Not surprisingly, courts have also struggled to apply the independent investor test consistently. As a general rule, however, they have found that rates of return on equity of at least 10% tend to indicate that an independent investor would be satisfied and thus payment of the compensation was reasonable. See id. In fact, some courts have found reasonable compensation at lower thresholds—for example, in Multi-Pak Corp. v. Comm’r, T.C. Memo. 2010-139, the Tax Court found a 2.9% rate of return reasonable. Conversely, federal courts have tended to strike down compensation as unreasonable under the independent investor test where the compensation results in returns on equity of zero or less than zero. See, e.g., H.W. Johnson, Inc. v. Comm’r, T.C. Memo. 2016-95, and cases cited therein. However, as with the multi-factor tests, the independent investor test has not always been used consistently or reliably by the federal courts.

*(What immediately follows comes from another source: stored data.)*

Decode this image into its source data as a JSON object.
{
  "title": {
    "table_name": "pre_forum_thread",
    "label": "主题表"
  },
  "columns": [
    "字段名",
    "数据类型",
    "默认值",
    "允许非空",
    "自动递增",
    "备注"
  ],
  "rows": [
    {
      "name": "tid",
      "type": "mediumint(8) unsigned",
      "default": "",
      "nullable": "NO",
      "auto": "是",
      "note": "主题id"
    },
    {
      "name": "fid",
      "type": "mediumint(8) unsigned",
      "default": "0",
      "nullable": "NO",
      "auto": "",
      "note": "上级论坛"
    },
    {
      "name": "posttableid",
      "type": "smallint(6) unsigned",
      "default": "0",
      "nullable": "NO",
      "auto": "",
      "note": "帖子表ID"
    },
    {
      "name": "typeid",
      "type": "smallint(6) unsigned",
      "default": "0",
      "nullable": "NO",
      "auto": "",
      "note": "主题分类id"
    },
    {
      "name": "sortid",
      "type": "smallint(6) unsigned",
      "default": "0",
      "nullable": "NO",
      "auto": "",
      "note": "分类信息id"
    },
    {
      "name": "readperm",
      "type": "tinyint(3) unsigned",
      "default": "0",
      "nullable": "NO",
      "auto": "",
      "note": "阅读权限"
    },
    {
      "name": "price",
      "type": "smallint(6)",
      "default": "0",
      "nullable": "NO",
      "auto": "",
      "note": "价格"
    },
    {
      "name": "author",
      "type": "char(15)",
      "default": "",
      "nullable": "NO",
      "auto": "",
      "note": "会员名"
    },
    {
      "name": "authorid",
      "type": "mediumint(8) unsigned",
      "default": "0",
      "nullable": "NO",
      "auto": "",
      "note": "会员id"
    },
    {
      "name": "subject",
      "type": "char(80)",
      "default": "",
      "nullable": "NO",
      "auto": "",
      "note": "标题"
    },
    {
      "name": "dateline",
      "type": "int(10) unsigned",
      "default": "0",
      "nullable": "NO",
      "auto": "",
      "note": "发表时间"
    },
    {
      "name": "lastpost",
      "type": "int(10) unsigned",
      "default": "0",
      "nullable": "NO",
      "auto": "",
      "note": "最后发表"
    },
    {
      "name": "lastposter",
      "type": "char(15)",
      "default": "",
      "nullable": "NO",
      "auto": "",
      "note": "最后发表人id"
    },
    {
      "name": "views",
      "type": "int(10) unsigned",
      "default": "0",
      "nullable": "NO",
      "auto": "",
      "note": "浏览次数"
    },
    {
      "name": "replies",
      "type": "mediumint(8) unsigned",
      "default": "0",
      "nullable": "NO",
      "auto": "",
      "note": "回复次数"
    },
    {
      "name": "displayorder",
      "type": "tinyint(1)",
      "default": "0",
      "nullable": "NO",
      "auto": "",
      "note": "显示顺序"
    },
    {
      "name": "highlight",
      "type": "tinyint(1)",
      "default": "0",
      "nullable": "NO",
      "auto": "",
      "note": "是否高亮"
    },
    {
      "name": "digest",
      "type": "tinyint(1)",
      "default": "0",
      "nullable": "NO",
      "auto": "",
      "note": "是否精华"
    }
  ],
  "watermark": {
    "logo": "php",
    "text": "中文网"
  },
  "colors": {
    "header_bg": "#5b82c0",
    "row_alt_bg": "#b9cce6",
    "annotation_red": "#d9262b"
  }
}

Given the uncertainty in this area of federal tax law, the takeaway, at least to this practitioner, seems clear. First, C corporations should carefully try to document and support their compensation determinations for employees. If a particular employee is paid more than other similarly-situated employees of the company, the C corporation should attempt to document its support for a higher level of compensation. Second, if the compensation is questioned by the IRS at audit, C corporations should carefully explore whether the applicable multi-factor test and/or independent investor test provides support for their compensation determinations. In some cases, a well-reasoned expert report regarding the compensation may be helpful, although careful consideration must be given to the pros and cons of obtaining an expert report.
 Note however that this incentive has been somewhat reduced in recent years due to the Tax Cuts and Jobs Act’s reduction of corporate rates from 35% to 21%.